Doing the Job of Diplomacy


U.S.-Iran relations are a rather long and sad history of miscalculations, misjudgments, and missed opportunities. Though there have been ups and downs, the recent trend has been continuously negative-not necessarily because of clashing interests, but rather a lack of dialogue that often turns misunderstandings into crises.

Without open channels of communication, both sides have been forced to guess the other side's intentions and motives. And both sides have often guessed wrong.

Many opportunities have been lost, and we are increasingly moving closer to a situation in which the price of missing the next opportunity might simply be unacceptable to both sides.

If precautions are not taken, the current stalemate over the nuclear issue can transform into a crisis that will cost both countries and peoples dearly.

Tehran has in its latest offer to the EU Troika - France, Germany and the United Kingdom - insisted on a pilot scale enrichment program of no more than 3,000 centrifuges, under strict and intrusive international inspections  The Iranians claim these will be of such small scale that international concerns about potential Iranian weaponiziation will be alleviated. However, the Institute for Science and International Security argues that the Iranian proposal will still enable Iran to move closer to an industrial scale uranium enrichment program and weaponization.

Additionally, just this week, reports have surfaced that there are voices in Tehran threatening to resume an enrichment of uranium despite the ongoing talks. This would be a serious mistake by Tehran. In order to reach any settlement on the nuclear issue, we need to build rather than erode trust.

Although the Iranian proposal is a step in the right direction, it falls short of the guarantees needed to ensure that Iran doesn't weaponize, and that the Non-Proliferation Treaty isn't rendered useless in fighting nuclear proliferation.

This outcome should not be too surprising considering the process that produced it-a process in which one of the most important issues related to US and international security has been delegated to France, Germany, and the UK, without active American participation.

I welcome the Administration's decision to extend American support to the Europeans' negotiations with Iran. It is imperative that all diplomatic options are exhausted; proliferation is an issue of national security and should not be taken lightly.

Simply supporting the negotiations is insufficient: American participation is not only pivotal to achieve the desired result, but also to ensure that the public and international community can have confidence that the diplomatic track was fully and exhaustively explored should the Europeans' talks fail.

Giving diplomacy a chance has never, and should never mean just giving FRENCH diplomacy a chance.

It must mean that we permit our own diplomats to do their work.  At the end of the day, this is something that only Americans should be and can be trusted with: advancing American interests and protecting our national security.

With all due respect to the French, I know that my constituents in Ohio as well as Americans nationwide feel much more comfortable when the protection of America's national security is left to our own diplomats and men and women in uniform.

Now, I am not a nuclear scientist. I do not know whether 200 centrifuges is acceptable or whether 3,000 is not. But I do know that the solution to this current nuclear impasse is not a technical one, but a political one.
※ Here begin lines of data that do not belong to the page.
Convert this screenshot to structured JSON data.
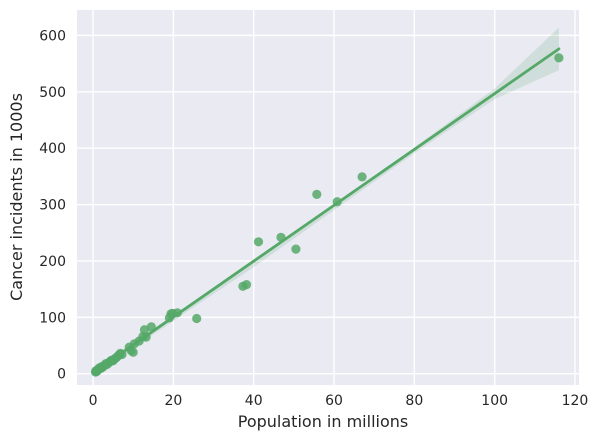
{
  "chart_data": {
    "type": "scatter",
    "xlabel": "Population in millions",
    "ylabel": "Cancer incidents in 1000s",
    "xlim": [
      -4,
      121
    ],
    "ylim": [
      -20,
      645
    ],
    "xticks": [
      0,
      20,
      40,
      60,
      80,
      100,
      120
    ],
    "yticks": [
      0,
      100,
      200,
      300,
      400,
      500,
      600
    ],
    "grid": true,
    "legend": "none",
    "colors": {
      "point": "#55a868",
      "line": "#55a868",
      "band": "#55a868",
      "background": "#eaeaf2",
      "grid": "#ffffff"
    },
    "series": [
      {
        "points": [
          [
            0.6,
            3
          ],
          [
            0.7,
            5
          ],
          [
            0.9,
            4
          ],
          [
            1.0,
            6
          ],
          [
            1.3,
            8
          ],
          [
            1.5,
            10
          ],
          [
            1.8,
            9
          ],
          [
            2.0,
            12
          ],
          [
            2.3,
            11
          ],
          [
            2.6,
            14
          ],
          [
            3.0,
            15
          ],
          [
            3.2,
            18
          ],
          [
            3.6,
            17
          ],
          [
            4.0,
            20
          ],
          [
            4.3,
            22
          ],
          [
            4.6,
            24
          ],
          [
            5.0,
            23
          ],
          [
            5.3,
            26
          ],
          [
            5.7,
            28
          ],
          [
            6.0,
            30
          ],
          [
            6.4,
            33
          ],
          [
            6.8,
            36
          ],
          [
            7.2,
            34
          ],
          [
            9.0,
            47
          ],
          [
            9.5,
            41
          ],
          [
            10.0,
            38
          ],
          [
            10.3,
            53
          ],
          [
            11.5,
            58
          ],
          [
            12.4,
            66
          ],
          [
            12.8,
            78
          ],
          [
            13.2,
            65
          ],
          [
            14.5,
            83
          ],
          [
            19.0,
            99
          ],
          [
            19.4,
            106
          ],
          [
            19.8,
            107
          ],
          [
            21.0,
            108
          ],
          [
            25.8,
            98
          ],
          [
            37.3,
            155
          ],
          [
            38.2,
            158
          ],
          [
            41.2,
            234
          ],
          [
            46.8,
            242
          ],
          [
            50.5,
            221
          ],
          [
            55.7,
            318
          ],
          [
            60.8,
            305
          ],
          [
            67.0,
            349
          ],
          [
            116.0,
            560
          ]
        ],
        "fit": {
          "x": [
            0.5,
            116.0
          ],
          "y": [
            4,
            576
          ]
        },
        "band": {
          "x": [
            0.5,
            20,
            40,
            60,
            80,
            100,
            116.0
          ],
          "upper": [
            9,
            104,
            201,
            300,
            401,
            506,
            614
          ],
          "lower": [
            -1,
            94,
            189,
            290,
            391,
            487,
            538
          ]
        }
      }
    ]
  }
}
A technical solution is not a solution, but only a postponement of either a clash between the two countries or an actual political solution. The more we postpone an actual solution, the better the chances of a confrontation and the lower the chances of a peaceful solution.  This is due to a continuation of the decades-long erosion of trust between the two countries.

America and the international community have good reason to be distrustful of Iranian intentions. Iran mistreats its own population, arrests 24 year old internet bloggers, bars Iranian citizens from running for office, and some judiciary members regard medieval justice an ideal that should be pursued in the 21st century. This is not to mention Iran's history of supporting terror groups which have even targeted Iran's own population.
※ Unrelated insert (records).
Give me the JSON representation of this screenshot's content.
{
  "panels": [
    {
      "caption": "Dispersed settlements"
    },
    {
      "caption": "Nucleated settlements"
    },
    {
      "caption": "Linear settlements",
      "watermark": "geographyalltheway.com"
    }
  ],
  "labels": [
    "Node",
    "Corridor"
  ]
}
According to a senior Iranian strategist, Iran pursues a policy of "simulated irrationality". Tehran wants the outside world to perceive it as irrational, reasoning that this will make Iran less predictable and in turn strengthen its security.

One could easily argue that the Iranian strategy has worked. To many, Iran is perceived as irrational when compared to other countries, such as Denmark, Japan and Brazil, which enrich uranium and also happen to respect the rights of their own citizens.

So it is fully understandable that as long as Iran pursues this line of simulated irrationality, the international community will not put Iran in the same category as Denmark, Japan, Brazil, or other states with access to nuclear technology.

Simulated irrationality may be a successful tactic for survival in the muddy waters of Middle Eastern politics, but it is not a successful strategy for entering the politics of peaceful co-existence, technological advancement, and international legitimacy in the 21st century. 

It is a great miscalculation for Iran to believe that it can be fully rehabilitated into the international political order without changing its ways.